Aux côtés de son compagnon Jacques Paris, l'enseignante a exprimé sa gratitude envers ses voisins, amis et proches qui ont soutenu leur lutte pendant leur captivité.
"Vous avez retrouvé votre liberté"
Les habitants de Soultz attendaient avec impatience le retour des deux Français, accusés d'espionnage par le régime iranien lors d'un voyage en mai 2022.
"Sans vous, nous ne serions peut-être pas ici aujourd’hui", a affirmé Cécile avant de décrocher symboliquement la banderole de soutien qui appelait à sa libération.

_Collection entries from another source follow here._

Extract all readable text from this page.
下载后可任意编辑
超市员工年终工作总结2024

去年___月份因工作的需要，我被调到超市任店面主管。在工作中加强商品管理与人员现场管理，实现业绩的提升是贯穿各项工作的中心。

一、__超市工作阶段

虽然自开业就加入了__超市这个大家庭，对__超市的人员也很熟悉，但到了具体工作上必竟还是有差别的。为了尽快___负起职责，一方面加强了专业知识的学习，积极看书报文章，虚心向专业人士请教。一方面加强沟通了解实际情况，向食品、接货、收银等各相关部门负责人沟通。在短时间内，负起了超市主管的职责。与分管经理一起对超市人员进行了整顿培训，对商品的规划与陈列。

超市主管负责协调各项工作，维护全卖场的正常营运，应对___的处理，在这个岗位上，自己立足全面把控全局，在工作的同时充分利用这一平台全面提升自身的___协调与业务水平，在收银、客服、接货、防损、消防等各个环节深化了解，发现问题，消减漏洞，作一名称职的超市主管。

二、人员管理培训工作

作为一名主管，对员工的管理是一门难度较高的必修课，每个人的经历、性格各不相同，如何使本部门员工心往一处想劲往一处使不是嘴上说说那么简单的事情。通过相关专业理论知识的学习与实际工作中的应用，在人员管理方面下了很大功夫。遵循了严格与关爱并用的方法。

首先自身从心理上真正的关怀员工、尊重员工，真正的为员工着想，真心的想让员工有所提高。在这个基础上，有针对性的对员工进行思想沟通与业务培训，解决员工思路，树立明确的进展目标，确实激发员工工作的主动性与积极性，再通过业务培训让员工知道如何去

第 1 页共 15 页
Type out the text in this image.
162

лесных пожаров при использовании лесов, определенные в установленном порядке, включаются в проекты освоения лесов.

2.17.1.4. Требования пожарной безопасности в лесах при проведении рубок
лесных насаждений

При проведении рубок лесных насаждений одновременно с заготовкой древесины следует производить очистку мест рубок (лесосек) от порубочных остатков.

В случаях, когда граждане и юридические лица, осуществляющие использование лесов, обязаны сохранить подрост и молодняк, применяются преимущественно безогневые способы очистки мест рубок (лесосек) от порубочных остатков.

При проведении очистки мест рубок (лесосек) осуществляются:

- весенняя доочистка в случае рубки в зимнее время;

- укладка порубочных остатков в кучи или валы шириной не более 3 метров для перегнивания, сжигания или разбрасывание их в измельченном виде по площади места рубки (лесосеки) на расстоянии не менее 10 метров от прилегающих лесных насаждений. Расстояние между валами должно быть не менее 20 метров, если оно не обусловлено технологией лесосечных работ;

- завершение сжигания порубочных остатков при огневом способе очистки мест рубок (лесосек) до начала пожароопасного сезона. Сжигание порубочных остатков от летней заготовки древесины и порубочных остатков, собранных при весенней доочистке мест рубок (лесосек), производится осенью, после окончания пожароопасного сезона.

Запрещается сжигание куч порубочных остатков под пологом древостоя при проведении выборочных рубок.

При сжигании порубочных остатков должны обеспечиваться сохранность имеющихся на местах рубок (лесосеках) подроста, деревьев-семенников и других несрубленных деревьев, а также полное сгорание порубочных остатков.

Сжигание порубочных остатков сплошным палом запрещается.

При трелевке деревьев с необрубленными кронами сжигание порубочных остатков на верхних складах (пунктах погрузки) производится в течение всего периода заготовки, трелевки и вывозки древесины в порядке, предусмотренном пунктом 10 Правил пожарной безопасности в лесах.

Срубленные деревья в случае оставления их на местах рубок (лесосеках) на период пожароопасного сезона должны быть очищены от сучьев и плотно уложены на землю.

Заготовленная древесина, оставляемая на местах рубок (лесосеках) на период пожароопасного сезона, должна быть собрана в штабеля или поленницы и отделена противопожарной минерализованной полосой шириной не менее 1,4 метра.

Le maire de Soultz, Marcello Rotolo, a exprimé à la couple combien leur absence avait été ressentie dans la communauté.
De retour de "l'enfer"
Depuis leur retour en France le 7 avril, Cécile Kohler et Jacques Paris ont relaté les conditions abominables de leur détention, comme rapporté par Actu Orange. Après avoir été arrêtés par l’armée alors qu’ils quittaient l'Iran, ils ont été transportés les yeux bandés vers les prisons iraniennes, où ils ont vécu dans des conditions inhumaines.
"Renaissance d'une vie"
Durant les 17 mois de détention, Cécile et Jacques n'ont eu que de brèves rencontres et leur procès s'est soldé par de lourdes peines pour espionnage. Libérés le 4 novembre, ils ont passé six mois à l'ambassade de France à Téhéran avant de rentrer chez eux en avril 2026. Aujourd'hui, ils célèbrent une renaissance, entourés des leurs, témoignant de leur gratitude avec des gestes symboliques.